Now she was obsessed with the subject of cattle, squeeze chutes, and the effect of touch and pressure on autistic children. In order to satisfy her curiosity, she had to develop reading and researching skills. Once she did, she found she had unusually high powers of concentration—she could read for hours on one subject without getting the slightest bit bored. Her research slowly expanded into books on psychology, biology, and science in general. Because of the intellectual skills she had developed, she was admitted into a university. Her horizons were slowly expanding.

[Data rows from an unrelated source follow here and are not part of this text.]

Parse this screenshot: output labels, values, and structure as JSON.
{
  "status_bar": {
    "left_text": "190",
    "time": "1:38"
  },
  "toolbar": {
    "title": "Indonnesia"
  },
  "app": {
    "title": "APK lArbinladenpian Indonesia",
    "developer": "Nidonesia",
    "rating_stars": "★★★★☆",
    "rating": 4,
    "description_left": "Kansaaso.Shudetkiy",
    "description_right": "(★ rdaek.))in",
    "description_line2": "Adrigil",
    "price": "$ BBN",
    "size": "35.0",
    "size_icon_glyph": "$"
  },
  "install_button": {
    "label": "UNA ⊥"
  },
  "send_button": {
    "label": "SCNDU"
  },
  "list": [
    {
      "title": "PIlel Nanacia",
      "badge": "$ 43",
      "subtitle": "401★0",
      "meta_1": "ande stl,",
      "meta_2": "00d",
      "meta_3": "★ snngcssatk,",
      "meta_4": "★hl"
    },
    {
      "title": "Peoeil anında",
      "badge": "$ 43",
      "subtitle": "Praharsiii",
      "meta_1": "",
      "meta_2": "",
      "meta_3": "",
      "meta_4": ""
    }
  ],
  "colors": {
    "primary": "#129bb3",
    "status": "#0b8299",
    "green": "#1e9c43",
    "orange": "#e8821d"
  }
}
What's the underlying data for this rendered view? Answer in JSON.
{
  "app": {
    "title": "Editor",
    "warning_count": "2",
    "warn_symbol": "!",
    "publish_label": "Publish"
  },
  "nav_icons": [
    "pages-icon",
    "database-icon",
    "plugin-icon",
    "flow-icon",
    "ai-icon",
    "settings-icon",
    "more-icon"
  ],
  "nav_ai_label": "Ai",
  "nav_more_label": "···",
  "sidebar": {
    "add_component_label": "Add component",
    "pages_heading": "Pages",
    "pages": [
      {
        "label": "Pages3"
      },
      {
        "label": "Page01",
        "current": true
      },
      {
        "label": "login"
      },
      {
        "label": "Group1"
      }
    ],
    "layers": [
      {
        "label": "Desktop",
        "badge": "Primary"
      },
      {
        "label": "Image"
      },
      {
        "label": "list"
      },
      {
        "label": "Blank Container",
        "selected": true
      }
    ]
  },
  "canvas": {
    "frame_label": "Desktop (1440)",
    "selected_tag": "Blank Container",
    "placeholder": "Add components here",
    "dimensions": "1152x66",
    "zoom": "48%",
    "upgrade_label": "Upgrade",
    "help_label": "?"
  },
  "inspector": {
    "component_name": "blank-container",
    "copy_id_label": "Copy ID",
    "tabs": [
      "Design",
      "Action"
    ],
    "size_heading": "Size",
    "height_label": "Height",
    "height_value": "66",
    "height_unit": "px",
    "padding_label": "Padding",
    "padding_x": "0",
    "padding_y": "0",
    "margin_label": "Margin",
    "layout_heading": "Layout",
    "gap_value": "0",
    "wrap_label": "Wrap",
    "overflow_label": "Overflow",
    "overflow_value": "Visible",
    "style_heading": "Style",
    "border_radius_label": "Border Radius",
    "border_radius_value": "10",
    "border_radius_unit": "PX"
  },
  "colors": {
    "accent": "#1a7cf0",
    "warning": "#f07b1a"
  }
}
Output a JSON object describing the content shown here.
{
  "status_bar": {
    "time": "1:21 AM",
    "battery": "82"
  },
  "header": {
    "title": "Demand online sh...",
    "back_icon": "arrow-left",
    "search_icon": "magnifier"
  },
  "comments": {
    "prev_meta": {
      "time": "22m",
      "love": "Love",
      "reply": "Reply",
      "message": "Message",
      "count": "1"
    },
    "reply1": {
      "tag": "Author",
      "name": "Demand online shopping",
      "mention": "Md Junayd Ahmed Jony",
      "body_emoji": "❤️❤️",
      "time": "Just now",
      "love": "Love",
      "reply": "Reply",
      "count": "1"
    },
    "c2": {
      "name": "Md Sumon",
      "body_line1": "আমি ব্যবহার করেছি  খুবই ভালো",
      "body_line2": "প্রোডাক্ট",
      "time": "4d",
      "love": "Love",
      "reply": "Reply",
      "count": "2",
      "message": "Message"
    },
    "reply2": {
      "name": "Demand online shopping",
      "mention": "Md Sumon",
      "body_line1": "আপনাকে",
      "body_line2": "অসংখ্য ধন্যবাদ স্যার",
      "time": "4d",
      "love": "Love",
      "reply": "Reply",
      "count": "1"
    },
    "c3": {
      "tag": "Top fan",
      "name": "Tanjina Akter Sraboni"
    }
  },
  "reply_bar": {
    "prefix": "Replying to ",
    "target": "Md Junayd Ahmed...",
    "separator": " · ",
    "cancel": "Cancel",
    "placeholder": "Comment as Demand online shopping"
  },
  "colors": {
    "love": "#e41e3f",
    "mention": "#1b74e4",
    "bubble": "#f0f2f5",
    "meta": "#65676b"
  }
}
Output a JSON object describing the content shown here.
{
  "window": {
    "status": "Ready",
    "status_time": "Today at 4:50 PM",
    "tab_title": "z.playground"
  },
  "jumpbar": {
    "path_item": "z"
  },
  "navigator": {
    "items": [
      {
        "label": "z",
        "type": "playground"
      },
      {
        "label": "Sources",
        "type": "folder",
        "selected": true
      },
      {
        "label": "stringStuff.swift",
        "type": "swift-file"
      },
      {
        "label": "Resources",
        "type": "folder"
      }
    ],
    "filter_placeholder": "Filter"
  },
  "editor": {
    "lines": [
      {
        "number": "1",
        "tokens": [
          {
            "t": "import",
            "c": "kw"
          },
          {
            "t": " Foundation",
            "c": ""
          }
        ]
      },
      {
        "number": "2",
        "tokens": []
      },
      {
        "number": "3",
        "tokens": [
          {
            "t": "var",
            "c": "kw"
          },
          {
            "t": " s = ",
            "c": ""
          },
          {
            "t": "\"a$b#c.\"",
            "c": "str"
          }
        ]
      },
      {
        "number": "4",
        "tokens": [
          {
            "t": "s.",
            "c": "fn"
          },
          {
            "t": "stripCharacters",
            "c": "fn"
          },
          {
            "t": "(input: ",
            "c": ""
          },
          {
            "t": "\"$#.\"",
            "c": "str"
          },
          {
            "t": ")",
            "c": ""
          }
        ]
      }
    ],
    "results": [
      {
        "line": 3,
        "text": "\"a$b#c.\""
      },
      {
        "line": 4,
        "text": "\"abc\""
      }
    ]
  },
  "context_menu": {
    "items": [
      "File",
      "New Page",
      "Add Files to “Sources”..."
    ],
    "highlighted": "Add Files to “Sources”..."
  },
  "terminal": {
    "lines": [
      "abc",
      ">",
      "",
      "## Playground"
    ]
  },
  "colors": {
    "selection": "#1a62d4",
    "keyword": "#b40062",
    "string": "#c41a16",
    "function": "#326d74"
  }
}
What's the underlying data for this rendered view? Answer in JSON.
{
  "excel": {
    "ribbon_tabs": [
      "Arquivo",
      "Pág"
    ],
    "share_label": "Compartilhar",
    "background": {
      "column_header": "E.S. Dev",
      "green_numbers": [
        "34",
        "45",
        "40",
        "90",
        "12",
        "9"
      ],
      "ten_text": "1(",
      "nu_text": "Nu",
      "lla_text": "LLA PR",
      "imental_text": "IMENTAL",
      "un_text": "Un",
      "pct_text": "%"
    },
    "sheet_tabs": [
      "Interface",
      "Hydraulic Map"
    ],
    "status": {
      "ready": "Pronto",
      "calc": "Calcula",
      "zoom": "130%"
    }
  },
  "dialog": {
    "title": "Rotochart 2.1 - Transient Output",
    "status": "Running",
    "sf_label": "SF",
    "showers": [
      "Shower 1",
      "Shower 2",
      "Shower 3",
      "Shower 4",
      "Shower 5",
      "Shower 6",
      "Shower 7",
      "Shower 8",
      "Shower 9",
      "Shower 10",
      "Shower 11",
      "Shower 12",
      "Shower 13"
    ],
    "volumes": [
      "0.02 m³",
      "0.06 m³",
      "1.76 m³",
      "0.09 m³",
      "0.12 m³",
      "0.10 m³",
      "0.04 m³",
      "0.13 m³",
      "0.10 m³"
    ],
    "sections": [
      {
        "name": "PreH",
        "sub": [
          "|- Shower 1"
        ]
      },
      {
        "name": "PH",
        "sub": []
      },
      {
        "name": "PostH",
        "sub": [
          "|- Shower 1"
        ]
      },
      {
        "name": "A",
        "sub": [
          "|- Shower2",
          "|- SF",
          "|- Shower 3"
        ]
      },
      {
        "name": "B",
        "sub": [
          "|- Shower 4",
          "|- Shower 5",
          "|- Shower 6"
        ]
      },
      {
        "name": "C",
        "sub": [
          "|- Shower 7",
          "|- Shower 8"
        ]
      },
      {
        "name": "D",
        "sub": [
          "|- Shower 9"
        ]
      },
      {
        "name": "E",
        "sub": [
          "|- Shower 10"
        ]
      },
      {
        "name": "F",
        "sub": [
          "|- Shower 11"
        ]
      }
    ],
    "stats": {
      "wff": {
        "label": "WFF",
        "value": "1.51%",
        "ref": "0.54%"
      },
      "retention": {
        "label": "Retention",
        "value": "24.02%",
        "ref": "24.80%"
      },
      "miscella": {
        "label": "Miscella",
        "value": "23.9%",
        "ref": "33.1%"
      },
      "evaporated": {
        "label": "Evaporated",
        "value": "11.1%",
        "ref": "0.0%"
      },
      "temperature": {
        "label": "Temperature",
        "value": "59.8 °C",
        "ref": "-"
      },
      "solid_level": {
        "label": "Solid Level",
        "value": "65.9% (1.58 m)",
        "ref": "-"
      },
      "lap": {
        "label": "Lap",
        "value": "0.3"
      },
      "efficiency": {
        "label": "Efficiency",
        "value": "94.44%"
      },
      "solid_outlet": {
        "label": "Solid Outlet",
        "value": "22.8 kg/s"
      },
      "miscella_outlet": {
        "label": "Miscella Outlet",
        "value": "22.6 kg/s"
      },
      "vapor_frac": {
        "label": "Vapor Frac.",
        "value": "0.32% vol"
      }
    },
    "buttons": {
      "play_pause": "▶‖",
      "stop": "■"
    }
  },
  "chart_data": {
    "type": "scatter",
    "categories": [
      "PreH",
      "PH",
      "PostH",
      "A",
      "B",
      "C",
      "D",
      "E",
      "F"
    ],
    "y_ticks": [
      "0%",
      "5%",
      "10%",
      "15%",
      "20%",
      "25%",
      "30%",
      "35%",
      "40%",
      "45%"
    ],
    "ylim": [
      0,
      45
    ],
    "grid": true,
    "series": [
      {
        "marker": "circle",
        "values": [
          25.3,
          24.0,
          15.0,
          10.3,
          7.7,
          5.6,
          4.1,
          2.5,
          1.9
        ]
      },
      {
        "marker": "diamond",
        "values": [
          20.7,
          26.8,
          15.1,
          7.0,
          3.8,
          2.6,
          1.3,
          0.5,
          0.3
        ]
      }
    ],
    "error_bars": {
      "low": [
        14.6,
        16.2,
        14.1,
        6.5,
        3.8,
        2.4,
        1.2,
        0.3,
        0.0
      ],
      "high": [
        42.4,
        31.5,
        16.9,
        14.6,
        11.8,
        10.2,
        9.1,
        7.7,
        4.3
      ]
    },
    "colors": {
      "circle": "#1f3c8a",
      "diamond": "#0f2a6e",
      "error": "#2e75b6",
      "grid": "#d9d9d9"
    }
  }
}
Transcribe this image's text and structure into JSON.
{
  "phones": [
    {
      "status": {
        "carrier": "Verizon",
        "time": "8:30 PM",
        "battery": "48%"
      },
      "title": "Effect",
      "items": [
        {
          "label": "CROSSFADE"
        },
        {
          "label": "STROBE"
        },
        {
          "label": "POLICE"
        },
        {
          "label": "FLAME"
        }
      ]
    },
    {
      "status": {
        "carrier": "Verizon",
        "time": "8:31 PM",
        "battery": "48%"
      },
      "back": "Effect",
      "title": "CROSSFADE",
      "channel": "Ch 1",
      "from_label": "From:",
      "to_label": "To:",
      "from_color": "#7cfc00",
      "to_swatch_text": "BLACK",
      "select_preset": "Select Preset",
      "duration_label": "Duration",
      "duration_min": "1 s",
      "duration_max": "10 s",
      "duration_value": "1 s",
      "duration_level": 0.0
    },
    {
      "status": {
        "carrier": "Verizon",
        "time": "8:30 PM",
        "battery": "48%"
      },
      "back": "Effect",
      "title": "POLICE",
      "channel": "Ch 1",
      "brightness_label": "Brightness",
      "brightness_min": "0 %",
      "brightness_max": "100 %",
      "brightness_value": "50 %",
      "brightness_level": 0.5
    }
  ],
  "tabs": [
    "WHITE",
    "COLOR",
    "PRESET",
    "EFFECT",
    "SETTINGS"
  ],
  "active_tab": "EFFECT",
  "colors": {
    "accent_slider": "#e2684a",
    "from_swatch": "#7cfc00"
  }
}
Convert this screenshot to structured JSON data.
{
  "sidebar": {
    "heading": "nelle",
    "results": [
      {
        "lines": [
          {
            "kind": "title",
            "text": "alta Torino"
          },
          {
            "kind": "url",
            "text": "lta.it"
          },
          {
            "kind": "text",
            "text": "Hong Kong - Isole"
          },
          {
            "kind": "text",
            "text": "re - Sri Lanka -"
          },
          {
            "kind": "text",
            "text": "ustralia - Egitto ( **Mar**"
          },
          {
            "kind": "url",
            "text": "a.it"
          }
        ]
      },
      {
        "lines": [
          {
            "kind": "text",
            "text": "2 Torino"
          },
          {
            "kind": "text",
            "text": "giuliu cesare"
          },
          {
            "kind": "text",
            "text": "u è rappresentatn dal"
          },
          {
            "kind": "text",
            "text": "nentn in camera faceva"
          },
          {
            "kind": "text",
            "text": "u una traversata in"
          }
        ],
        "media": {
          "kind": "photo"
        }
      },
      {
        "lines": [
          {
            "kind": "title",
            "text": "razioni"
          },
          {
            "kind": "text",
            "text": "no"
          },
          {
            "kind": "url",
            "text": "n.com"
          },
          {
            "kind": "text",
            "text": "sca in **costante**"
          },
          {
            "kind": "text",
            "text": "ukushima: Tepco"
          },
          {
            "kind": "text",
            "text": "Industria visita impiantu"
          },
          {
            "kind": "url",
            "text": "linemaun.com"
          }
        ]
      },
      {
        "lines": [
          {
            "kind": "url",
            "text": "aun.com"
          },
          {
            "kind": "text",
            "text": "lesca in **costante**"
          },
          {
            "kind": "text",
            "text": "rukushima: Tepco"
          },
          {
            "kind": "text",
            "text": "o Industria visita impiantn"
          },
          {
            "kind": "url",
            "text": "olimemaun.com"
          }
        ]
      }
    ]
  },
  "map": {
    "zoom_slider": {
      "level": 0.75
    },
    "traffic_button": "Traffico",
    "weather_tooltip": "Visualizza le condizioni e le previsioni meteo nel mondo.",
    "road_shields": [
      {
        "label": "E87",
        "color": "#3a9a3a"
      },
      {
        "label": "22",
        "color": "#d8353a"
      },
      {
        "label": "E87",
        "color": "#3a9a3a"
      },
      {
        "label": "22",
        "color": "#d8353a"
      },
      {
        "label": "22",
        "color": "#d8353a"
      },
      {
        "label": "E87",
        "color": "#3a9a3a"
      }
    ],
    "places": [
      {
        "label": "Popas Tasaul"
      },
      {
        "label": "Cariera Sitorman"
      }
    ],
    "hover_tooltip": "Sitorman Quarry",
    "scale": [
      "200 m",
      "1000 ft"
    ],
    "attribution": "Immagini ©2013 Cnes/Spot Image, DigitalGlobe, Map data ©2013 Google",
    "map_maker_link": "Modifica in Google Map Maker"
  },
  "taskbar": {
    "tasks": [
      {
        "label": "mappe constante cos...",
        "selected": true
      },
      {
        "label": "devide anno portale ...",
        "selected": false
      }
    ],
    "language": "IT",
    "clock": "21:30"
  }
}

Several years later, she found herself pursuing a master’s degree in Animal Sciences at Arizona State University. There, her obsession with cattle resurfaced—she wanted to do a detailed analysis of feedlots and cattle chutes in particular, to help understand the behavioral responses of the animals. Her professors there could not understand such an interest, and told her it was not possible. Never being one to take no for an answer, she found professors in another department who would sponsor her. She did her study, and in the process finally caught a glimpse of her Life’s Task.
She was not destined for a life in the university. She was a practical person who liked to build things and yet needed constant mental stimulation. She decided she would carve out her own peculiar career path. Starting off freelance, she offered her services to various ranches and feedlots, designing cattle chutes that were much more suited to the animals and more efficient. Slowly, with her visual sense of design and engineering, she taught herself the rudiments of the business. She expanded her services to
designing more humane slaughterhouses and systems for managing farm animals.
With this career solidly in place, she proceeded to go further: she became a writer; she returned to the university as a professor; she transformed herself into a gifted lecturer on animals and autism. Somehow she had managed to overcome all of the seemingly insurmountable obstructions in her path and find her way to the Life’s Task that suited her to perfection.